The 29-year-old mother of two told an audience of law enforcement personnel, out-reach workers and city leaders today that she ran with violent gangs on San Jose’s east side because she didn’t know she had other options. After a rival gang targeted her home in a drive-by shooting, endangering her children, Gonzales said she reached out to groups that help young people turn their lives around.

Her story and others like it will likely be a centerpiece of the California Cities Gang Prevention Network’s two-day conference, which is focusing on how create a community-wide effort to fight gang violence. The conference concludes Friday.

“A city cannot do this alone,” said Clifford M. Johnson, director of National League of Cities’ Institute for Youth, Education and Families.

Programs that fight violence, deter gang membership and reform those already involved in violent groups must include social groups, church leaders and schools, San Jose Mayor Chuck Reed said.

Those groups include Ujirani Family Resource Center, where Gonzales now works as a parent advocate, and the Clean Slate Tattoo Removal Program, where she and her husband went to get the symbols of their former gang life removed from their flesh.

To increase the outreach of such organizations, Reed said he will include a request for an additional $1 million to combat gangs as part of the redevelopment package the City Council is set to consider in August.

“We can never let up,” Reed said. “We can never be done, because there are always more kids out there.”

Johnson and Salinas Mayor Dennis Donohue called San Jose’s Mayor’s Gang Prevention Task Force – which brings together education, non-profit and community leaders to fight against youth violence – a model that other cities are starting to follow.

The Gang Prevention Network credits the program with reducing violent youth crime by half, cutting the high school dropout rate and limiting the number of children put into the criminal justice system.

It’s task force programs such as Clean Slate that helped Gonzales turn her life around.

A gang member by the time she was 11, Gonzales said gangs were part of her family life and she wanted to strike back at rival gang members when they beat her brother, sending him home “full of blood” and pain.

By the time she was a 15-year-old mother, she had several gang tattoos.
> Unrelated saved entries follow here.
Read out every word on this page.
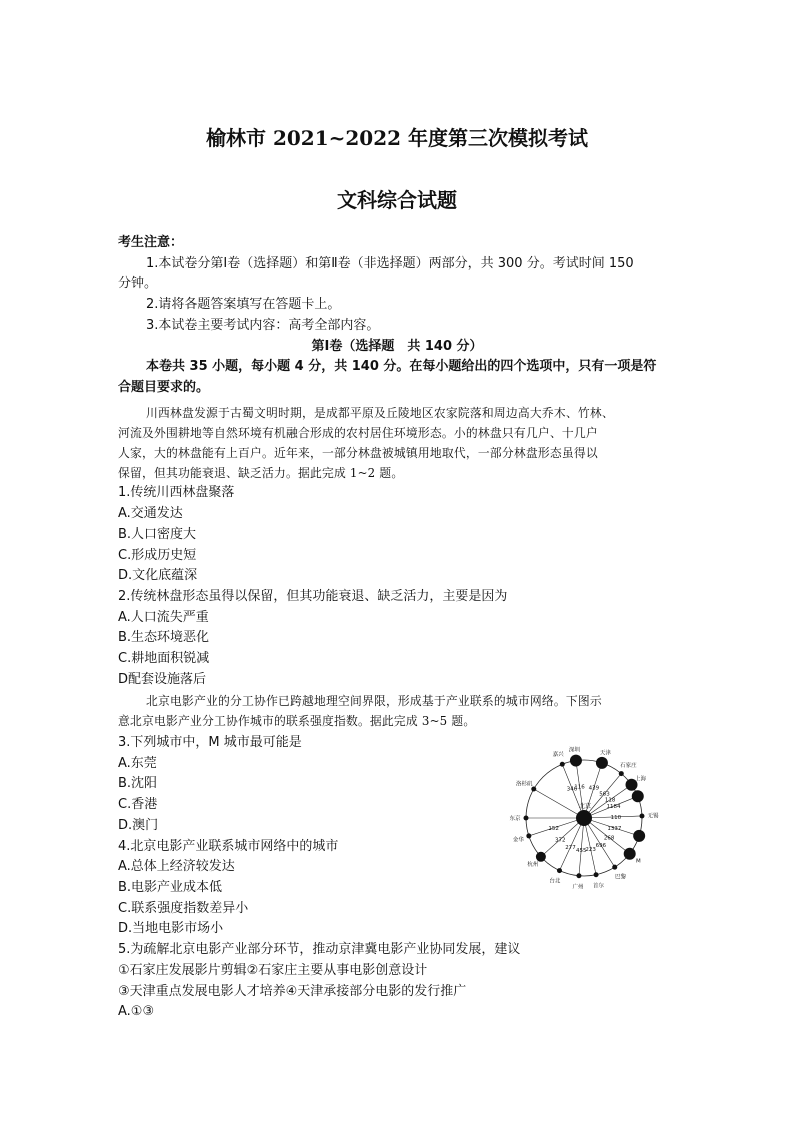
榆林市 2021~2022 年度第三次模拟考试
文科综合试题
考生注意：
1.本试卷分第Ⅰ卷（选择题）和第Ⅱ卷（非选择题）两部分，共 300 分。考试时间 150
分钟。
2.请将各题答案填写在答题卡上。
3.本试卷主要考试内容：高考全部内容。
第Ⅰ卷（选择题　共 140 分）
本卷共 35 小题，每小题 4 分，共 140 分。在每小题给出的四个选项中，只有一项是符
合题目要求的。
川西林盘发源于古蜀文明时期，是成都平原及丘陵地区农家院落和周边高大乔木、竹林、
河流及外围耕地等自然环境有机融合形成的农村居住环境形态。小的林盘只有几户、十几户
人家，大的林盘能有上百户。近年来，一部分林盘被城镇用地取代，一部分林盘形态虽得以
保留，但其功能衰退、缺乏活力。据此完成 1~2 题。
1.传统川西林盘聚落
A.交通发达
B.人口密度大
C.形成历史短
D.文化底蕴深
2.传统林盘形态虽得以保留，但其功能衰退、缺乏活力，主要是因为
A.人口流失严重
B.生态环境恶化
C.耕地面积锐减
D配套设施落后
北京电影产业的分工协作已跨越地理空间界限，形成基于产业联系的城市网络。下图示
意北京电影产业分工协作城市的联系强度指数。据此完成 3~5 题。
3.下列城市中，M 城市最可能是
A.东莞
B.沈阳
C.香港
D.澳门
4.北京电影产业联系城市网络中的城市
A.总体上经济较发达
B.电影产业成本低
C.联系强度指数差异小
D.当地电影市场小
5.为疏解北京电影产业部分环节，推动京津冀电影产业协同发展，建议
①石家庄发展影片剪辑②石家庄主要从事电影创意设计
③天津重点发展电影人才培养④天津承接部分电影的发行推广
A.①③
346
116 439
563
118
1184
110
1337
268
696
223
455
277
372
152
嘉兴
深圳	天津
石家庄
上海
无锡
M
巴黎
首尔
广州
台北
杭州
金华
东京
洛杉矶
北京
When, after she had a second child, gang members on bicycles shot into her home, she knew something had to change. But, with the tattoos it was hard for her and her husband, Sabian Gonzalez, to find work.

“It was so hard to get jobs because people would look at our tattoos and think we were useless,” she said.
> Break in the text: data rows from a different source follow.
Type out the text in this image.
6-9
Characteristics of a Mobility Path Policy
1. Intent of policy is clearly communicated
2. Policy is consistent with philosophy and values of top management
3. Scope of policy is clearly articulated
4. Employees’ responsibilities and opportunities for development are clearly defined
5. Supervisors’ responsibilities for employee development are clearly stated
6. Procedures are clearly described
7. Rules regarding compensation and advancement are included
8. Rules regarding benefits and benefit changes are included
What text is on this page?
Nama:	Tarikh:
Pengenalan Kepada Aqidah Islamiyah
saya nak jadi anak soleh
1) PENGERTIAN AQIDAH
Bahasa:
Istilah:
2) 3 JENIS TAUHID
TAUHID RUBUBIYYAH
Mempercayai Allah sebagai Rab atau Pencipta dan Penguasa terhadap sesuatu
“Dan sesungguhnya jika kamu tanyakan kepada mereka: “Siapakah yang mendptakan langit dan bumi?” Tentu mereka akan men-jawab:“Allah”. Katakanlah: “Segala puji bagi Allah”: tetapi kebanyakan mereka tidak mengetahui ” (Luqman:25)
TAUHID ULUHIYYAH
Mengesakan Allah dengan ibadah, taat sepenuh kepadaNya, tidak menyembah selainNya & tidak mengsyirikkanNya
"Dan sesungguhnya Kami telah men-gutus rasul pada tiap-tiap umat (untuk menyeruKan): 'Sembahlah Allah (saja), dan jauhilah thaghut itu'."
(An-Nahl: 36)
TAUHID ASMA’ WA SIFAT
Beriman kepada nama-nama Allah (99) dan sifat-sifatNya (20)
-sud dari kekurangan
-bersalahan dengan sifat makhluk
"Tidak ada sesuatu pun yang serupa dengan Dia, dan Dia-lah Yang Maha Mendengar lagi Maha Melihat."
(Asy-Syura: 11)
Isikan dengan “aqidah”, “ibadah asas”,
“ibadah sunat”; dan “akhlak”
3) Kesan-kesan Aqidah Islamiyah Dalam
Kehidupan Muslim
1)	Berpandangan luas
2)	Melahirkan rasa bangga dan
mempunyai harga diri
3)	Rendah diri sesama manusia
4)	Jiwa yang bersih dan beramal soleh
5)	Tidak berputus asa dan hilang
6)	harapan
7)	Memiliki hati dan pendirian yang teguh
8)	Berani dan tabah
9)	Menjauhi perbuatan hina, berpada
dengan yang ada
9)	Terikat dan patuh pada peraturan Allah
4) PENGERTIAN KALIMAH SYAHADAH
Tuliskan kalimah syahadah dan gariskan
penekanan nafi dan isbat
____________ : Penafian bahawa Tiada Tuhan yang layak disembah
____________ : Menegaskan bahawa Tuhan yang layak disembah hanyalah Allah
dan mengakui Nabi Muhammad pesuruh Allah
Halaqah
She wanted to prove them wrong. After hooking up with Clean Slate, she landed a job with San Jose’s department of family and children’s services.

“I never thought that would happen,” she said, “given my background.”

Today she uses that background to reach kids caught up in the cycle of gang violence. She tells them they have worth and that their lives matter.

That’s just what young people need to hear, Pastor Tony Ortiz said.

“They are looking for options,” he said.

Leaders from the 13 cities attending the San Jose conference will swap strategies from providing children with those kinds of opportunities through Friday.